Cuando lo hacemos, al final siempre ocurren cosas que nadie había sido capaz de predecir, probablemente cosas que muchos no desean, pero cosas que, al fin y al cabo, debemos aceptar si decidimos dar libertad a las “piezas” de la máquina social. La lógica de la máquina programable se disuelve como azucarillo en el café y con ella la construcción soñada que el ingeniero social se había propuesto.
Esto solo soportable si estamos dispuestos a aceptar los resultados de la acción social y a garantizar el libre albedrío de cada una de las “piezas” de nuestro modelo. Cada vez que alcanzamos ese punto de disensión entre lo deseado y lo constatado chocan irremediablemente dos mundos en eterno, irresoluble conflicto. Dos ejemplos:
- Quien exige que una sociedad debe funcionar como una construcción racional con unos objetivos (un out-put) claramente definidos (en términos de felicidad para todos, por lo general), difícilmente aceptará que se deba permitir que ocurran determinadas cosas “solamente” por el hecho de que las normas de procedimiento (que se pueden cambiar en cualquier momento) de esa sociedad (que se autodefine libre) prohíben que se puedan asignar funciones predefinidas a las “piezas” del engranaje social. Para ellos, el hecho de que se devuelva a la sociedad a un delincuente sexual tras haber cumplido su pena correspondiente es lo mismo que volver a instalar una pieza defectuosa en un Airbus. Si hacer esto en un Airbus contradice toda razón y lógica, lo más razonable y lógico sería que el delincuente sexual, probadamente peligroso, jamás regrese a la construcción social.
- Quien concibe la sociedad como una máquina construida o construible de manera racional, no puede siquiera imaginar la posibilidad de que la máquina genere resultados no deseados. Si la finalidad de una máquina es obtener unos resultados “A”, se deben reglar todos los procesos para que el resultado final sea precisamente “A”. Si, en contra de lo esperado y a pesar de los reglajes, el resultado es “B”, éste no puede ser en modo alguno fruto de la casualidad, de manera que comienza la búsqueda de la “mano negra” que alteró las rutinas de la máquina. Suelen encontrar pruebas de ello siempre, y sus explicaciones frecuentemente comienzan con un “yo no creo en las conspiraciones, pero …”

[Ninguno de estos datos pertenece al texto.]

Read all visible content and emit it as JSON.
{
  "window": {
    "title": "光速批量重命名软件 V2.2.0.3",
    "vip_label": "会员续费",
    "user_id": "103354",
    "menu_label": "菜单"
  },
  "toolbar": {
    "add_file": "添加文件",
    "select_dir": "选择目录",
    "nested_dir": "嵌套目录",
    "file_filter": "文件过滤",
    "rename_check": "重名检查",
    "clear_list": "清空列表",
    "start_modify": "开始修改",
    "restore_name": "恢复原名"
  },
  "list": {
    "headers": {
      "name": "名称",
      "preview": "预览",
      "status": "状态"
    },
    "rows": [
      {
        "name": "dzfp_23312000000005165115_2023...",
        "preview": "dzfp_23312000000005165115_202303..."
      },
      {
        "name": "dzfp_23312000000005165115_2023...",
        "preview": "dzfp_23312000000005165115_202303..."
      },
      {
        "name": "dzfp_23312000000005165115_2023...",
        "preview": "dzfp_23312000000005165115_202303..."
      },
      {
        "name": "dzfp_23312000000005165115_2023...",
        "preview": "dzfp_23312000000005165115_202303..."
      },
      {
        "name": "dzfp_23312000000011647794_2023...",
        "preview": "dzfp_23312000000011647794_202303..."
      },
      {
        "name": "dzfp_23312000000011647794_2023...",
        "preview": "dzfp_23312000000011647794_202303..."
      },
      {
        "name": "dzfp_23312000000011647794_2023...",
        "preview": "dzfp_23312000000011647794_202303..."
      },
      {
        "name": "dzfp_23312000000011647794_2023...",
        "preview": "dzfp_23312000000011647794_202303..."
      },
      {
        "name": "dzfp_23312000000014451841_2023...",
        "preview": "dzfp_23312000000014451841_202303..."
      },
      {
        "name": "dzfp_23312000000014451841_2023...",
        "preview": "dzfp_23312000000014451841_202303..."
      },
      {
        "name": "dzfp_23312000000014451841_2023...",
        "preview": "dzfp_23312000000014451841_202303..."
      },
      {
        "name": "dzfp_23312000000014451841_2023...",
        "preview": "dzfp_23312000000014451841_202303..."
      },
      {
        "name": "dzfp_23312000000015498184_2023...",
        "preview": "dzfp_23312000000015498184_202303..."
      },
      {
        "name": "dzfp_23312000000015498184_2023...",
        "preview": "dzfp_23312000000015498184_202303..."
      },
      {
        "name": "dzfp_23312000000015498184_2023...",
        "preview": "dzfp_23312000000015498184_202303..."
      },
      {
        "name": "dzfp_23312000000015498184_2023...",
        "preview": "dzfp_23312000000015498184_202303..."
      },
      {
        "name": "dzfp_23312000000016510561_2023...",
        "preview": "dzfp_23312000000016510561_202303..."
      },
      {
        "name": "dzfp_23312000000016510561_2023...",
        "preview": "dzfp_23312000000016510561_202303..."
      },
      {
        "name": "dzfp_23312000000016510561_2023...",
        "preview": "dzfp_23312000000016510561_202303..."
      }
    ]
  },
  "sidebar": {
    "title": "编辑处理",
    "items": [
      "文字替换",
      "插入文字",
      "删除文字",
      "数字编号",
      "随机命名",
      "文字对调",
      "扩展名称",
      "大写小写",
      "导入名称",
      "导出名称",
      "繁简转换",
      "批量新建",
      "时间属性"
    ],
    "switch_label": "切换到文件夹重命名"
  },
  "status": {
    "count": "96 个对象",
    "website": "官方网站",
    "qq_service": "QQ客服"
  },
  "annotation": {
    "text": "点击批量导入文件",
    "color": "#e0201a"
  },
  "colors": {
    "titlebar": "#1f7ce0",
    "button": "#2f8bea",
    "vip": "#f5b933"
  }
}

Si todo lo que hacen lo hacen por el bien de todos, ya no necesitan justificar el cómo: hagan lo que hagan su propósito siempre es elevado. Todos los medios son válidos para alcanzar su fin: la persecución, el mobbing, la prohibición, la tasación, incluso la mentira
Por un lado, aceptar resultados inciertos y absolutamente abiertos de la acción social es imprescindible en la comprensión de una sociedad libre. Ya hace decenios nos lo mostraron con absoluta claridad y en numerosas ocasiones filósofos sociales como Karl Popper o Friedrich von Hayek. Por otro lado, sin embargo, resulta difícil asumir esa incertidumbre, y es casi insoportable para quien piensa como un salvador-diseñador (los políticos, por ejemplo) o encuentra acomodo en una cosmología (llámenlo como quieran) determinista.
Y es justo aquí donde encontramos el atajo: la moral.
Si todos fuésemos buenos, no serían necesarios ni gobiernos ni leyes. Y si todos fuésemos malos, no cabría esperar que un gobierno o unas leyes nacidas de esa sociedad fuesen buenos en lo más mínimo. Basta con darse una vuelta por cualquier sitio habitado por humanos en este planeta para darse cuenta de que son infinitos los tonos de gris en los que podemos calificar moralmente a cualquiera de nosotros. Los hay mejores y peores, en casi todo buenos o en casi todo malos, fundamentalmente generosos o fundamentalmente avariciosos, unos violentos y otros pacíficos. Y es por ello que hay leyes, que tenemos normas. Así facilitamos la convivencia pacífica… o lo intentamos al menos.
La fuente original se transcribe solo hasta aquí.